Why fast-rising Micron could still go higher

A bold bet to change industry supply dynamics looks primed to reap increasing rewards. Here's what to look for.

By StreetAuthority Jun 5, 2014 12:04PM

Image: Circuit Board © Datacraft Co Ltd, imagenavi, Getty ImagesBy David Sterman, StreetAuthority


The semiconductor industry is notorious for repeated boom-and-bust cycles.


Supply and demand for chips can have a rapid impact on industry profits. For example, when too many chips hit the market, a rapid price plunge can ensue that wipes all profits for that cycle.


It's no wonder such stocks deserve low price-to-earnings (P/E) ratios.


Memory chip maker Micron Technology (MU) is the poster child for such peaks and valleys: Micron has lost money in four of the past seven fiscal years, racking up a cumulative $1 billion in operating losses in that time.


Still, Micron's aggressive shift in 2011 away from deeply cyclical DRAM (dynamic random-access memory) chips and toward increasingly popular flash memory appeared poised to give a sharp boost to sales and boost to profits, and a path to consistent profitability. Roughly three years ago, I wrote that the advent of tablet computers, with their need for ample flash memory, would help finally push this stock out of doldrums.


Fast forward to 2014, and Micron is now earning a record $3 a share annually, and shares are up 370 percent since I profiled them back in 2011. Micron also got a sharp boost by acquiring an Asia-based rival, which helped bring much more rational industry production capacity in an industry known for chronic overproduction. I discussed this issue in May 2012, and thought shares had upside to $12.


As it turns out, the two drivers noted above were much more powerful than I had anticipated, and shares took off like a rocket:


Perhaps the most remarkable aspect of this rebound: It's only halfway done.


If current and future industry conditions continue to play out favorably, shares could wind up at $50 before they are done. And much of that upside stems from the company's previous actions.

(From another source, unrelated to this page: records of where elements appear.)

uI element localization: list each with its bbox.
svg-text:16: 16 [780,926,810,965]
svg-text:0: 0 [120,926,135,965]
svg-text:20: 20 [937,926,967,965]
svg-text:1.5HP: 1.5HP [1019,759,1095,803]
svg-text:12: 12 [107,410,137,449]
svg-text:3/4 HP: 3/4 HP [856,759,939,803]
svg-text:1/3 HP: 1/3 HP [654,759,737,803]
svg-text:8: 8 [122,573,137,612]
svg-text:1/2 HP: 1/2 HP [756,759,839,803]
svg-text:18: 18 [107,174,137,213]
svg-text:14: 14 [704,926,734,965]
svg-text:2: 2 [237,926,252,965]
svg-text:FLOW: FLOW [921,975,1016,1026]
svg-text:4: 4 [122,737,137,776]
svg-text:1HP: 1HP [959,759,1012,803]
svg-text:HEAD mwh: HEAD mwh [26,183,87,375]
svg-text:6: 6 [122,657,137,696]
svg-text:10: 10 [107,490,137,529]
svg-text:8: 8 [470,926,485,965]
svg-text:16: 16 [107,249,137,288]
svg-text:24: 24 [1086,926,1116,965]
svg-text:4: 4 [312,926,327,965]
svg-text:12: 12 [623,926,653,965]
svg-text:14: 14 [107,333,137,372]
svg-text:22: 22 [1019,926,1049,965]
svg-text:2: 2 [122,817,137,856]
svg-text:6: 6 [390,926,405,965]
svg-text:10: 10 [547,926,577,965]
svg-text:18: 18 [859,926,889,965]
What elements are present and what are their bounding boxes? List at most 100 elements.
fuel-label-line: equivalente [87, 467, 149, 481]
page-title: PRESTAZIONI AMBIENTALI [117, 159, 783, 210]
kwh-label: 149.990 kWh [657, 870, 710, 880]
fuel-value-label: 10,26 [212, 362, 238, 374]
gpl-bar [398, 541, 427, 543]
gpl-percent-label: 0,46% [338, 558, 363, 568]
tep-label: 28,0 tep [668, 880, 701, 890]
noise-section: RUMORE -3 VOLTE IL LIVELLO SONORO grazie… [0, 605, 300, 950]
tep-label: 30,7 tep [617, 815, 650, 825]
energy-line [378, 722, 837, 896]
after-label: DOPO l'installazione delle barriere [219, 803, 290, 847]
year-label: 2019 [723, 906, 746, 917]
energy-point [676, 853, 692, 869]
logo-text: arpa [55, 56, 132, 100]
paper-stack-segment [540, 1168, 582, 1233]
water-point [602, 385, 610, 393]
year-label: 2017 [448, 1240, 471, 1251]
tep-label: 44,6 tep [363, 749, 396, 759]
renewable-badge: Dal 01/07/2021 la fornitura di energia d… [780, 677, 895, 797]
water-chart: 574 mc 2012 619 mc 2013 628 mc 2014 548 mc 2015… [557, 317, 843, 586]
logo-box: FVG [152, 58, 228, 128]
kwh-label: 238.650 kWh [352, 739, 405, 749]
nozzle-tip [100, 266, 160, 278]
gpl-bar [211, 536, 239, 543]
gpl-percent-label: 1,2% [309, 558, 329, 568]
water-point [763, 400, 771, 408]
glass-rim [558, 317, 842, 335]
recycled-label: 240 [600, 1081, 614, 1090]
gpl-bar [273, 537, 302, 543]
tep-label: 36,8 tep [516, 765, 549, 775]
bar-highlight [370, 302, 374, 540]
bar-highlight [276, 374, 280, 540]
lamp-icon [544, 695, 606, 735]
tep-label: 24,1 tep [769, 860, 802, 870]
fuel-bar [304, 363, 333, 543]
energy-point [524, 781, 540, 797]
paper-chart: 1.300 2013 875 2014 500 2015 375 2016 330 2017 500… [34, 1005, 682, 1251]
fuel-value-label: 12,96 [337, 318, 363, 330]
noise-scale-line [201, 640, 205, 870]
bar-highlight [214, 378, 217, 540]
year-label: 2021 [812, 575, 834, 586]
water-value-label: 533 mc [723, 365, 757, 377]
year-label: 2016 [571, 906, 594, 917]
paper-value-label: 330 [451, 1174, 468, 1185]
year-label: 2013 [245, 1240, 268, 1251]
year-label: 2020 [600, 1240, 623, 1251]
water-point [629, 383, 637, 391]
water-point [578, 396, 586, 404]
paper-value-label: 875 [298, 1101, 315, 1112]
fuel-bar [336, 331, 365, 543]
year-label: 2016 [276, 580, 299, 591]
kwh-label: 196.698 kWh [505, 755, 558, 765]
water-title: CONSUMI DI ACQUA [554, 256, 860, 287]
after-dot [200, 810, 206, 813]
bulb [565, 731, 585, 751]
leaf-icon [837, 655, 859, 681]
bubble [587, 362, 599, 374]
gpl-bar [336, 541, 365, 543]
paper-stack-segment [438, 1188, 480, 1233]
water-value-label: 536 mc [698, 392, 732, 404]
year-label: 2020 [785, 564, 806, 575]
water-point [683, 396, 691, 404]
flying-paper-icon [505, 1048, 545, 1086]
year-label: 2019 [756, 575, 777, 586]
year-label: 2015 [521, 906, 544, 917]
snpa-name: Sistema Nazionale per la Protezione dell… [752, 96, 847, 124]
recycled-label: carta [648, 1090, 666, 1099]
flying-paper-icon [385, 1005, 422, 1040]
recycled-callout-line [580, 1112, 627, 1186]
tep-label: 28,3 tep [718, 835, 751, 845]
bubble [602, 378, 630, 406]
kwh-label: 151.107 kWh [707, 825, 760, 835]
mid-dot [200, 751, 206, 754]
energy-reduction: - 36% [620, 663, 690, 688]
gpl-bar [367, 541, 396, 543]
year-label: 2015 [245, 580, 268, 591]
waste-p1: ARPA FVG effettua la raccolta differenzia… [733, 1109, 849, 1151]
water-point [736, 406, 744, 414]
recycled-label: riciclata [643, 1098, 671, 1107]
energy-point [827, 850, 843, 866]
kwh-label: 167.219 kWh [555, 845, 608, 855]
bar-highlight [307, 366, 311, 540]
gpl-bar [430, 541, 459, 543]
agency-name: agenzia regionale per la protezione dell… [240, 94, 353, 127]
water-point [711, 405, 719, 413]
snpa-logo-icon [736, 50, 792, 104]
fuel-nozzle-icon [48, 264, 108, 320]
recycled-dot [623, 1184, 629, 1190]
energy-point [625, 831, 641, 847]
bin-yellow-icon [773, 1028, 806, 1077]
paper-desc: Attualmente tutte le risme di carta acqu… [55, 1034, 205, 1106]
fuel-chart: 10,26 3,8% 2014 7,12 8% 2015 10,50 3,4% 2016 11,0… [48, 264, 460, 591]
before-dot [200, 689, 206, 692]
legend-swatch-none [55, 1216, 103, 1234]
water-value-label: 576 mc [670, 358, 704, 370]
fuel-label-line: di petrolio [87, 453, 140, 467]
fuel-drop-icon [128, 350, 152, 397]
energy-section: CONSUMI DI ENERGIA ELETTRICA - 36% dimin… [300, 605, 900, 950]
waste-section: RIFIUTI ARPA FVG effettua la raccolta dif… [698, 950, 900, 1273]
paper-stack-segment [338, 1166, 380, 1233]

Micron's acquisition of Elpida's assets out of the Japanese bankruptcy court process is still being digested, and it's becoming clear that Micron will not only have succeeded in reducing the industry's oversupply dynamics (as part of Elpida's capacity has been shuttered). But the assets from that deal that Micron is using cost the company just 25 cents on the dollar compared with what it would have had to pay for newly built capacity.


These numbers are important because 70 percent of the acquired capacity is tied to the lower-margin DRAM market, so squeezing profits out of this lower end of the memory market is crucial. (The other 30 percent focuses on flash, which makes Micron an even stronger player in that niche.)


Analysts at Drexel Hamilton believe that the "new Micron" can generate 45 percent gross margins by fiscal 2016.


Micron is now using its industry strength to more aggressively pursue industry partnerships. It is rumored to be partnering with Intel (INTC) in the development the next generation of Flash, known as Flash 3D. Right now, the current iteration is known as Flash 2D and is currently dominated by rival Sandisk (SNDK). The 3-D chips allow for more transistors to be packed on a smaller footprint, and are roughly 20% percentcheaper to build. "If MU succeeds on its public aim as first into 3D, SNDK's 25 percent cost advantage would quickly erode," writes Drexel's Rick Whittington, a well-respected veteran chip-industry analyst.


And a shift to cut manufacturing costs could take Micron's profits nicely higher. Whereas Micron has worked hard to achieve blended gross margins in the mid 40s, Whittington now thinks a multi-year goal of 50 percent gross margins "looks conservative." Said another way, Micron's projected earnings per share in the $3 range for this year could exceed $4.25 a share by fiscal 2015, and $5 a share by fiscal 2016, according to Whittington. He figures shares will trade up to 10 times those profits, or $50.


Risks to consider: Memory prices have been firm for the past few years, in large part to smaller industry capacity, but other factors such as slowing demand for tech products that use memory could lead this cyclical industry back down in the cycle again.


Action to take: Micron continues to glean benefits from its bold acquisition that has not yet been fully appreciated by the analyst community. Yet in coming quarters Micron appears set to deliver a string of robust EPS growth results as it continues to reduce excess costs from the recent big acquisition. If you want to better understand current industry trends, Micron will hold a quarterly conference call later this month.